1. Minister Nauki i Szkolnictwa Wyższego – z wykształcenia filozof – (niech imię jego będzie zapomniane), zostawił nam w spadku ‘Uniwersytet 2.0’.  Na skutek przeprowadzonej reformy, sfinalizowanej w 2018 roku, uniwersytet definitywnie przekształcony został w kombinat rozwijający nie tyle naukę, co produkujący innowacje, a przy okazji zajmujący się „obróbką”  dydaktyczną studentów. Wypracowywane w uniwersytecie i gwarantowane majestatem nauki know – how fundowane jest na następującej sekwencji:

informacja → dane /empiryczne/ → wiedza → nauka → teoria

Skutki funkcjonowania zreformowanego uniwersytetu obserwujemy na wielu płaszczyznach. A ponieważ mamy do czynienia z procesem przystosowawczym, z zebranego zestawu przesłanek, daje się wyprowadzić wizję ‘Uniwersytetu” 3.0.

2. Prowadzonej  tu refleksji nie można jednak pozbawić retrospektywy. Jeśli wpisać ją w  kontekst historyczny, to okazuje się, że charakterystyczną cechą kultury europejskiej jest to, że erygowane w niej uniwersytety (aż do końca XVIII wieku) tworzone były z trzech fakultetów: prawa, medycyny i teologii. Teraz, w schyłkowej fazie kultury europejskiej, uniwersytetem stać się może… wyższa szkoła bankowa, osiągając szczyty rozwoju i przekazu wiedzy naukowej. Stało się to możliwe ponieważ dzisiejsze  u n i w e r s u m – to globalne rynki kapitałowe.

3. Ale to dopiero początek procesu wyłaniania się uniwersytetów w naszym kraju. Skoro niemal w każdym powiecie jest jakaś WYŻSZA szkoła, więc spora ich część niebawem przekształcona zostanie w uniwersytet 3.0 – uczelnię nowej generacji.

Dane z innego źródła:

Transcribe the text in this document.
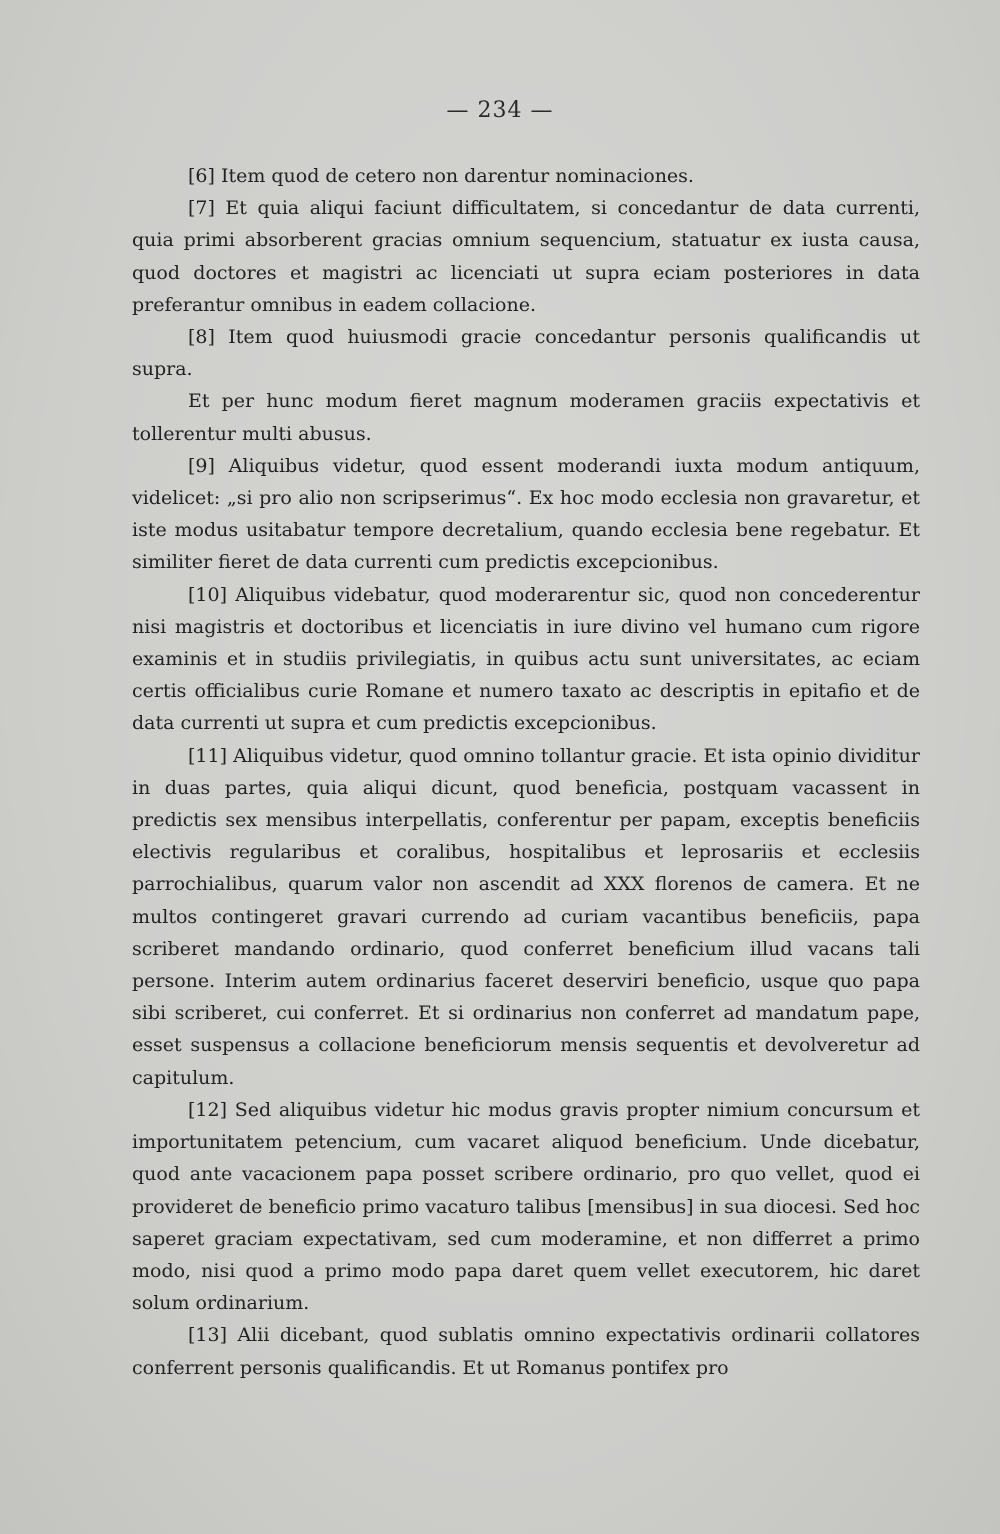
— 234 —

[6] Item quod de cetero non darentur nominaciones.

[7] Et quia aliqui faciunt difficultatem, si concedantur de data currenti, quia primi absorberent gracias omnium sequencium, statuatur ex iusta causa, quod doctores et magistri ac licenciati ut supra eciam posteriores in data preferantur omnibus in eadem collacione.

[8] Item quod huiusmodi gracie concedantur personis qualificandis ut supra.

Et per hunc modum fieret magnum moderamen graciis expectativis et tollerentur multi abusus.

[9] Aliquibus videtur, quod essent moderandi iuxta modum antiquum, videlicet: „si pro alio non scripserimus“. Ex hoc modo ecclesia non gravaretur, et iste modus usitabatur tempore decretalium, quando ecclesia bene regebatur. Et similiter fieret de data currenti cum predictis excepcionibus.

[10] Aliquibus videbatur, quod moderarentur sic, quod non concederentur nisi magistris et doctoribus et licenciatis in iure divino vel humano cum rigore examinis et in studiis privilegiatis, in quibus actu sunt universitates, ac eciam certis officialibus curie Romane et numero taxato ac descriptis in epitafio et de data currenti ut supra et cum predictis excepcionibus.

[11] Aliquibus videtur, quod omnino tollantur gracie. Et ista opinio dividitur in duas partes, quia aliqui dicunt, quod beneficia, postquam vacassent in predictis sex mensibus interpellatis, conferentur per papam, exceptis beneficiis electivis regularibus et coralibus, hospitalibus et leprosariis et ecclesiis parrochialibus, quarum valor non ascendit ad XXX florenos de camera. Et ne multos contingeret gravari currendo ad curiam vacantibus beneficiis, papa scriberet mandando ordinario, quod conferret beneficium illud vacans tali persone. Interim autem ordinarius faceret deserviri beneficio, usque quo papa sibi scriberet, cui conferret. Et si ordinarius non conferret ad mandatum pape, esset suspensus a collacione beneficiorum mensis sequentis et devolveretur ad capitulum.

[12] Sed aliquibus videtur hic modus gravis propter nimium concursum et importunitatem petencium, cum vacaret aliquod beneficium. Unde dicebatur, quod ante vacacionem papa posset scribere ordinario, pro quo vellet, quod ei provideret de beneficio primo vacaturo talibus [mensibus] in sua diocesi. Sed hoc saperet graciam expectativam, sed cum moderamine, et non differret a primo modo, nisi quod a primo modo papa daret quem vellet executorem, hic daret solum ordinarium.

[13] Alii dicebant, quod sublatis omnino expectativis ordinarii collatores conferrent personis qualificandis. Et ut Romanus pontifex pro
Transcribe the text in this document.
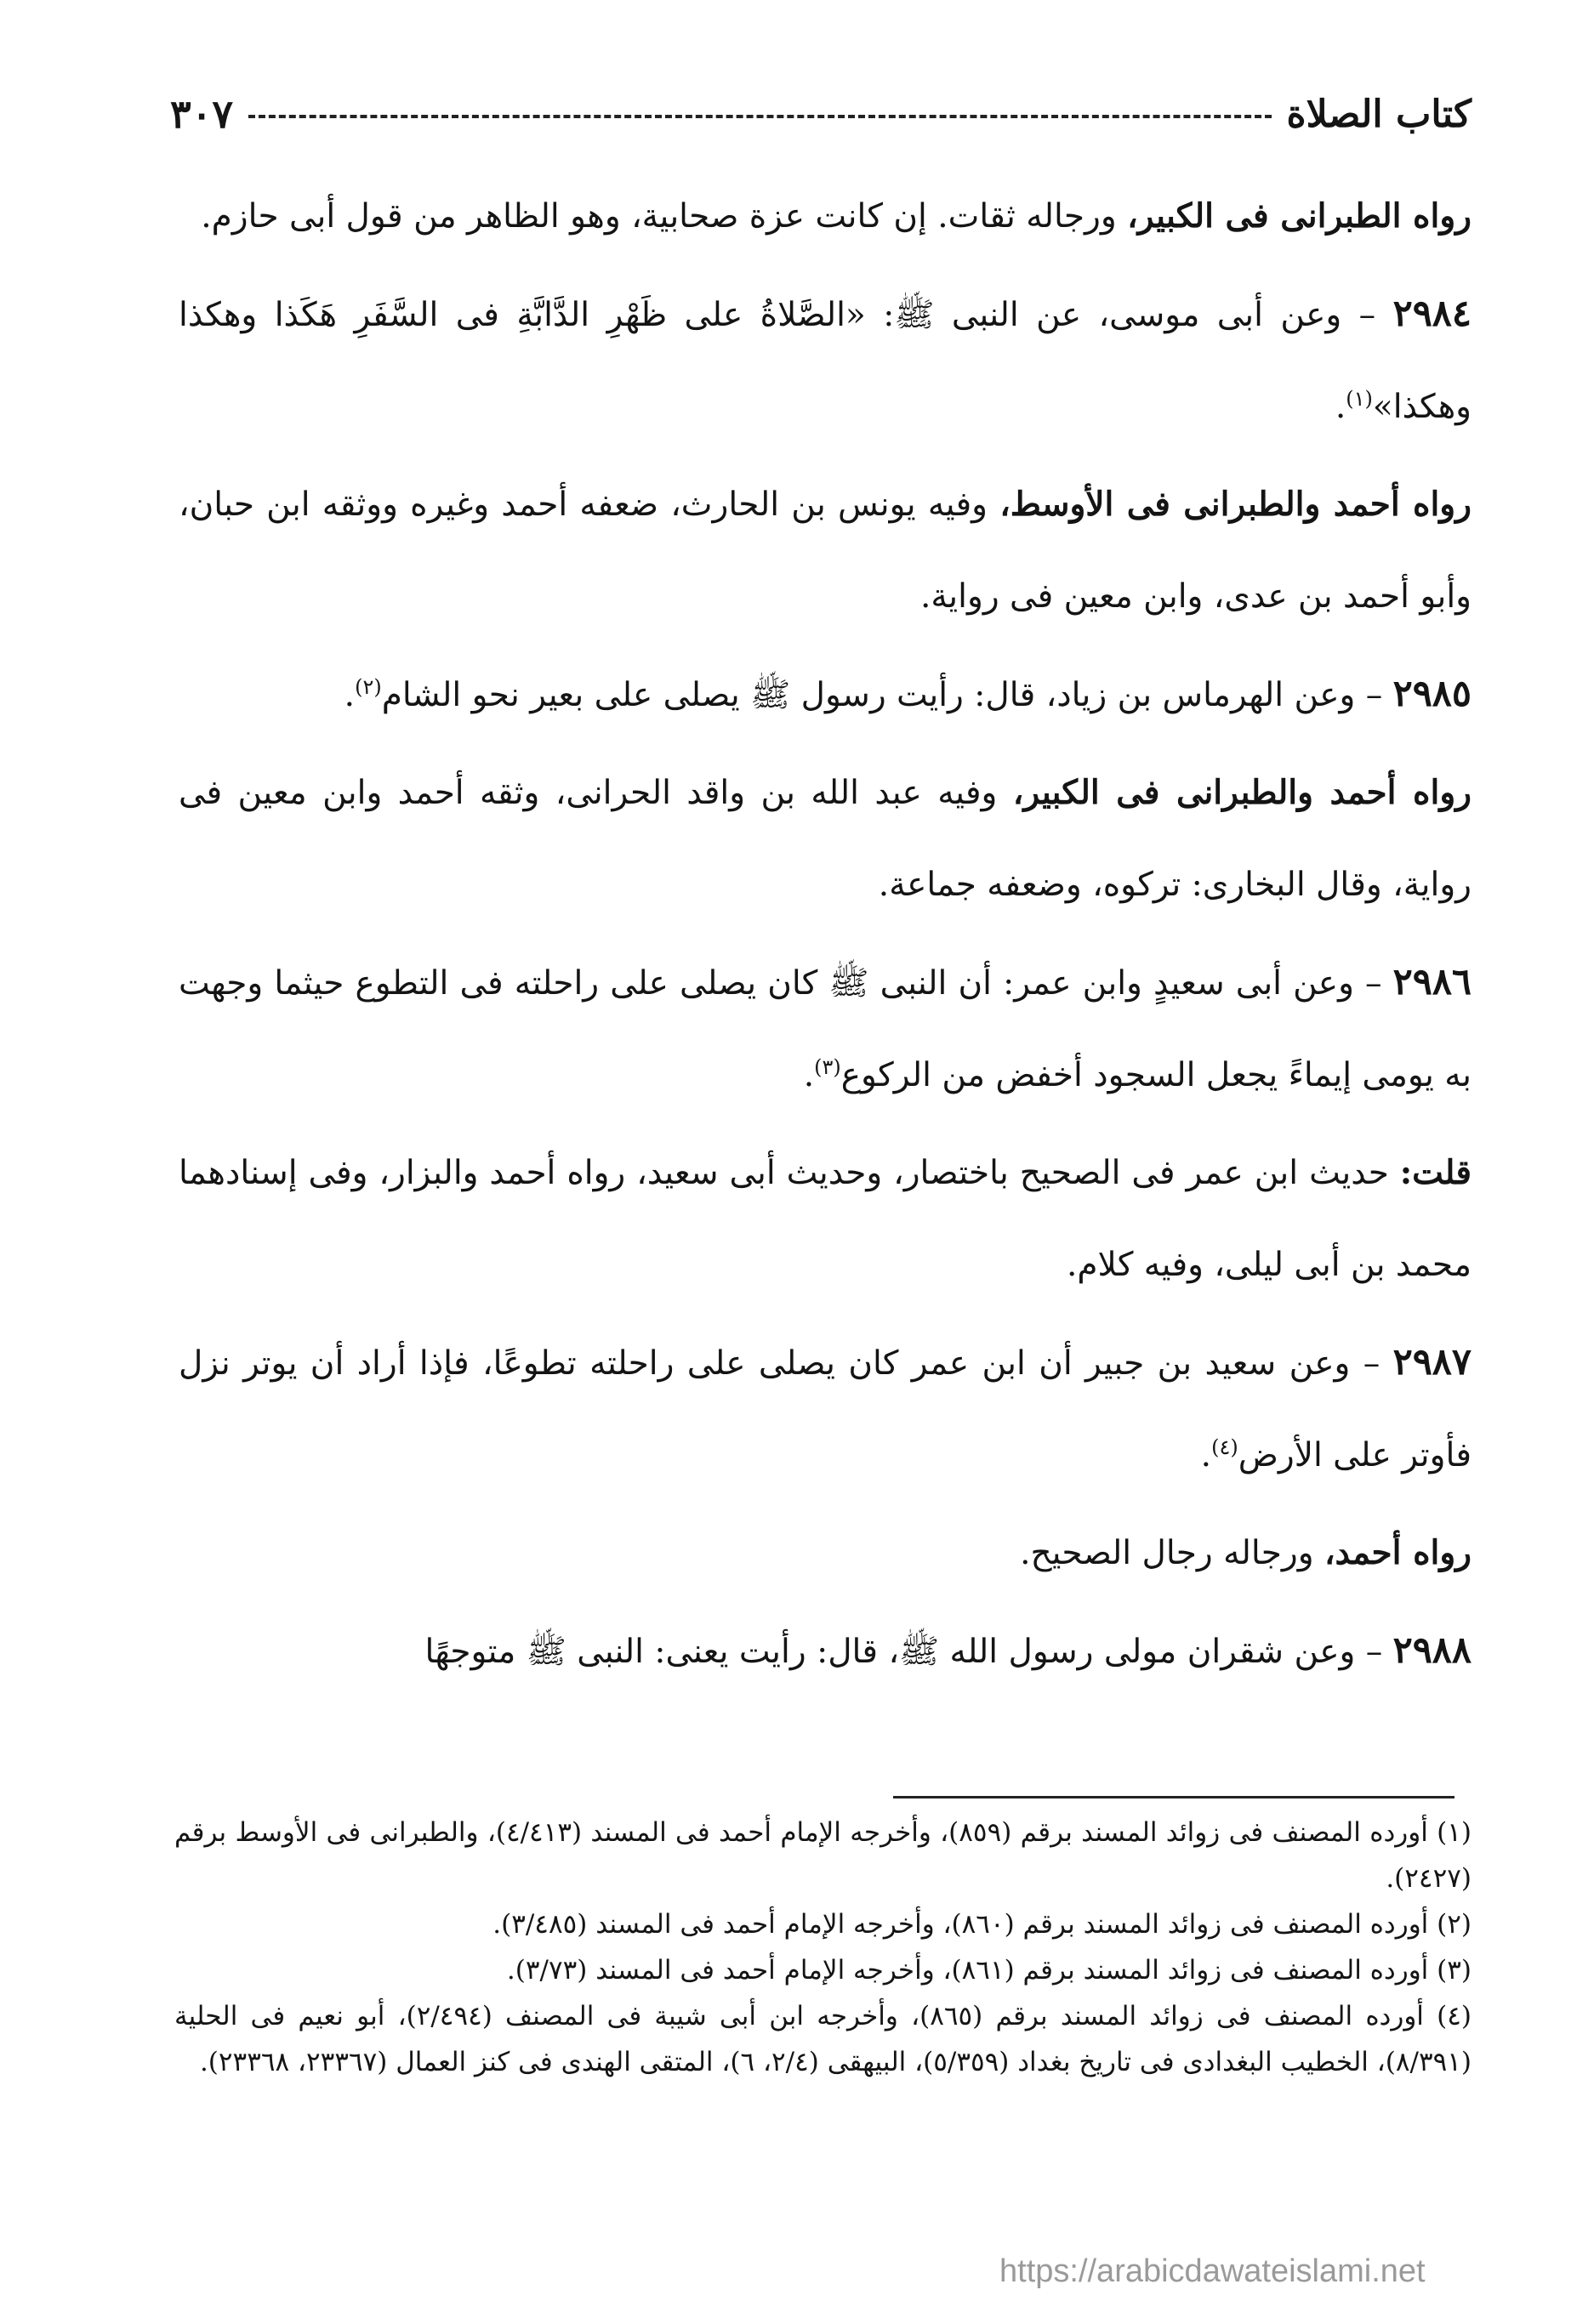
كتاب الصلاة
٣٠٧

رواه الطبرانى فى الكبير، ورجاله ثقات. إن كانت عزة صحابية، وهو الظاهر من قول أبى حازم.

٢٩٨٤ – وعن أبى موسى، عن النبى ﷺ: «الصَّلاةُ على ظَهْرِ الدَّابَّةِ فى السَّفَرِ هَكَذا وهكذا وهكذا»$^{(١)}$.

رواه أحمد والطبرانى فى الأوسط، وفيه يونس بن الحارث، ضعفه أحمد وغيره ووثقه ابن حبان، وأبو أحمد بن عدى، وابن معين فى رواية.

٢٩٨٥ – وعن الهرماس بن زياد، قال: رأيت رسول ﷺ يصلى على بعير نحو الشام$^{(٢)}$.

رواه أحمد والطبرانى فى الكبير، وفيه عبد الله بن واقد الحرانى، وثقه أحمد وابن معين فى رواية، وقال البخارى: تركوه، وضعفه جماعة.

٢٩٨٦ – وعن أبى سعيدٍ وابن عمر: أن النبى ﷺ كان يصلى على راحلته فى التطوع حيثما وجهت به يومى إيماءً يجعل السجود أخفض من الركوع$^{(٣)}$.

قلت: حديث ابن عمر فى الصحيح باختصار، وحديث أبى سعيد، رواه أحمد والبزار، وفى إسنادهما محمد بن أبى ليلى، وفيه كلام.

٢٩٨٧ – وعن سعيد بن جبير أن ابن عمر كان يصلى على راحلته تطوعًا، فإذا أراد أن يوتر نزل فأوتر على الأرض$^{(٤)}$.

رواه أحمد، ورجاله رجال الصحيح.

٢٩٨٨ – وعن شقران مولى رسول الله ﷺ، قال: رأيت يعنى: النبى ﷺ متوجهًا

(١) أورده المصنف فى زوائد المسند برقم (٨٥٩)، وأخرجه الإمام أحمد فى المسند (٤/٤١٣)، والطبرانى فى الأوسط برقم (٢٤٢٧).

(٢) أورده المصنف فى زوائد المسند برقم (٨٦٠)، وأخرجه الإمام أحمد فى المسند (٣/٤٨٥).

(٣) أورده المصنف فى زوائد المسند برقم (٨٦١)، وأخرجه الإمام أحمد فى المسند (٣/٧٣).

(٤) أورده المصنف فى زوائد المسند برقم (٨٦٥)، وأخرجه ابن أبى شيبة فى المصنف (٢/٤٩٤)، أبو نعيم فى الحلية (٨/٣٩١)، الخطيب البغدادى فى تاريخ بغداد (٥/٣٥٩)، البيهقى (٢/٤، ٦)، المتقى الهندى فى كنز العمال (٢٣٣٦٧، ٢٣٣٦٨).

https://arabicdawateislami.net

Nie jest to wcale takie trudne, ponieważ w większości tych wyższych uczelni już istnieją trzy podstawowe fakultety: a/ zarządzanie (z ekspansywnym ‘Zarządzaniem bezpieczeństwem’, które wypierając Marketing niebawem usamodzielni się w odrębny kierunek: BEZPIECZEŃSTWO); b/ prawo/ administracja; c/ psychologia. Emerytowanych dr. hab. nie brakuje, więc  problemy z zabezpieczeniem kadrowym się nie pojawią.

A studenci ? No cóż, zawsze lepiej pokazać dyplom ukończenia uniwersytetu niż jakiejś szkoły wyższej. Zwłaszcza, że studiując on – line trzeba będzie się pofatygować tylko na absolutorium.